Postado em 6 dEurope/London fevereiro dEurope/London 2008

do blog do Idelber Avelar ” Biscoito Fino e Massa “

Há uma história nesta campanha eleitoral americana que eu ainda não vi discutida no Brasil — e que os fãs da revista Veja deveriam acompanhar com atenção. É o declínio paulatino da relevância e da audiência da Fox News, a outrora temida cadeia de televisão que redefiniu não só o jornalismo, mas a própria política norte-americana. A Fox conseguiu o que em 1996 parecia impossível: desbancar a CNN no negócio de notícias via TV a cabo, enquanto realizava a proeza de transformar o extremismo de ultra-direita em suposto centro do espectro político, com um slogan que era o troféu óleo de peroba do século: fair and balanced. Funcionou durante muito tempo e foi decisivo para o roubo de uma eleição presidencial americana (2000) e para o resultado da seguinte (2004). Parece não estar funcionando mais.

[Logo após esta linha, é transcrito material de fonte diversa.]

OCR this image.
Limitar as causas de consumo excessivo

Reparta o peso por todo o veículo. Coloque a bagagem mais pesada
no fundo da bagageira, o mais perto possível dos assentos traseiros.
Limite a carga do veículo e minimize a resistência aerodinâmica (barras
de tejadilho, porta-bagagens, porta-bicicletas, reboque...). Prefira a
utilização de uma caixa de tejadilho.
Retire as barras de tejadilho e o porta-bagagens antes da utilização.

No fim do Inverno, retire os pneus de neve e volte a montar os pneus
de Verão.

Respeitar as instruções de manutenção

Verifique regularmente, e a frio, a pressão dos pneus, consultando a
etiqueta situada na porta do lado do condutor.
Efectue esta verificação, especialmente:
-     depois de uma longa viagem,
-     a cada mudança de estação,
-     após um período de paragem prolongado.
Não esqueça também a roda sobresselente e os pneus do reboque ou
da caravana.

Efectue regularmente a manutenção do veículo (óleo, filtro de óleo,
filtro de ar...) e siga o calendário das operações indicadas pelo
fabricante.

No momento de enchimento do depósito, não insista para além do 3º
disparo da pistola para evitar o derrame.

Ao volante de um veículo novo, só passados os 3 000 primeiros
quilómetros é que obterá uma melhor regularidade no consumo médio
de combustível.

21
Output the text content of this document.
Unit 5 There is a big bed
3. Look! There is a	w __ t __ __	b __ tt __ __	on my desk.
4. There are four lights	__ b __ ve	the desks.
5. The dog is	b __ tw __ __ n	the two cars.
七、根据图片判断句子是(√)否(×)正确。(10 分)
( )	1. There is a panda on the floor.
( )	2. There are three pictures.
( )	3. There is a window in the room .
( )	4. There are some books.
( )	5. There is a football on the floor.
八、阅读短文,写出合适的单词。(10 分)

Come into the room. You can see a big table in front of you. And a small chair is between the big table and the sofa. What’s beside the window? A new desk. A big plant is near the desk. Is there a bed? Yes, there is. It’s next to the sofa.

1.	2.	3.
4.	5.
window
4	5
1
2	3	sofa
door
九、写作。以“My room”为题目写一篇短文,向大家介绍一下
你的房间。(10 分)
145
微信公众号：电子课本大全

A partir de um chamado ao boicote liderado pelo site Fox Attacks e por vários blogueiros e ativistas progressistas, os candidatos democratas tomaram a difícil – mas, viu-se depois, acertada – decisão de ignorar o canal e não aceitar debater lá. Tratá-la como o que ela é, um canal de manipulação e doutrinação extremistas, não um veículo de notícias. Este ano, foi tudo morro abaixo para a Fox. O candidato queridinho da Fox, Rudy Nine-Eleven Giuliani, amargou uma humilhação atrás da outra nas primárias, perdendo até para o azarão Leia o resto do artigo »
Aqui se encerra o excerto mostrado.